Le Dillinger de Michael Mann a, pour nous qui le voyons et pour ceux qui le poursuivent, un aspect insaisissable, hors du cadre. D'ailleurs, le scénario simplissime fonctionne sur un ressort unique et obsessionnel: il fuit, on le retrouve, fussillade, il s'échappe. Il a en face de lui, nous l'avons dit, des gens qui n'ont de cesse de le cadrer, de le représenter comme on mettrait en cage. C'est l'imagerie de la modernité - oppressante comme ces téléphones, ces cables, ces branchements, ces standardistes en bras de chemise, que l'on rencontre à la fois à l'endroit où la police met sur écoute et dans l'antre de l'organisation criminelle. L'imagerie moderne, c'est aussi le mur sur lequel Dillinger se voit représenté avec ses complices, presque tous morts, c'est indiqué sur les photos - de toute façon, on se le dit et peut-être qu'il se le dit aussi, on ne reste pas longtemps vivant lorsqu'on est en photo sur ce mur, c'est bien le principe.

Toute image n'a pas forcément cette odeur de mort. Car il y a bien du rêve, de la projection, dans la relation qui unit notre héros à Billie Frechette (Marion Cotillard). Quand tout le monde se soucie "d'où l'on vient", lui dit-il, il préfère accorder de l'importance à "où l'on va". Ce qu'il propose à Billie, c'est la vie d'aventure qu'il a déjà, ici et maintenant, dans cette trajectoire qui relie le passé au futur. Un rêve éveillé qui n'a pas pour lieu un improbable futur, mais un présent radical, entier et concret.

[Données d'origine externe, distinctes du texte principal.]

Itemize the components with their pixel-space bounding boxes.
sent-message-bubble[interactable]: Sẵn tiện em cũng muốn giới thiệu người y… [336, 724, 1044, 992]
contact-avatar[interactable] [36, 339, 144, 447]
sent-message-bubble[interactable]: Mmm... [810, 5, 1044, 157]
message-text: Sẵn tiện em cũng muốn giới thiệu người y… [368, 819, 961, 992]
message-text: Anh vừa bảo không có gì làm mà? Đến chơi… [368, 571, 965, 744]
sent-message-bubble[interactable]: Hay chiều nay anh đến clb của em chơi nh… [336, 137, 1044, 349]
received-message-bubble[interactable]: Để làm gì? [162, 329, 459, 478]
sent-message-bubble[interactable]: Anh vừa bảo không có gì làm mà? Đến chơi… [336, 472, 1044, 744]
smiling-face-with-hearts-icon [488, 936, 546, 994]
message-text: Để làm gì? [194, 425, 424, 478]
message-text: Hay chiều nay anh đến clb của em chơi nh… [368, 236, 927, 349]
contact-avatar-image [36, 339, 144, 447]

Et ce rêve magnifique a tous les attraits du travail de Mann sur le numérique: une image trop précise, presque télévisuelle, que le cinéaste transforme en matériau pour des séquences impressionnistes - ce sont les pluies de flash et de fumigène, les décharges de lumière des mitraillettes, ou les jeux de phare et de reflet sur les voitures luisantes.

D'ailleurs le peuple ne s'y trompe pas, qui fait de lui un héros romantique, un Robin des bois moderne. Car avec le versant positif de la représentation, il y a le cinéma et la mythologie. A la fin, Dillinger va voir Manhattan Melodrama où il voit Clark Gable marchant fièrement vers son exécution. La scène qui suivra, celle de sa propre fin, aura peu à envier au cinéma d'antan. Il fallait cela, il fallait mourir en beauté, comme au cinéma, pour entrer dans la légende.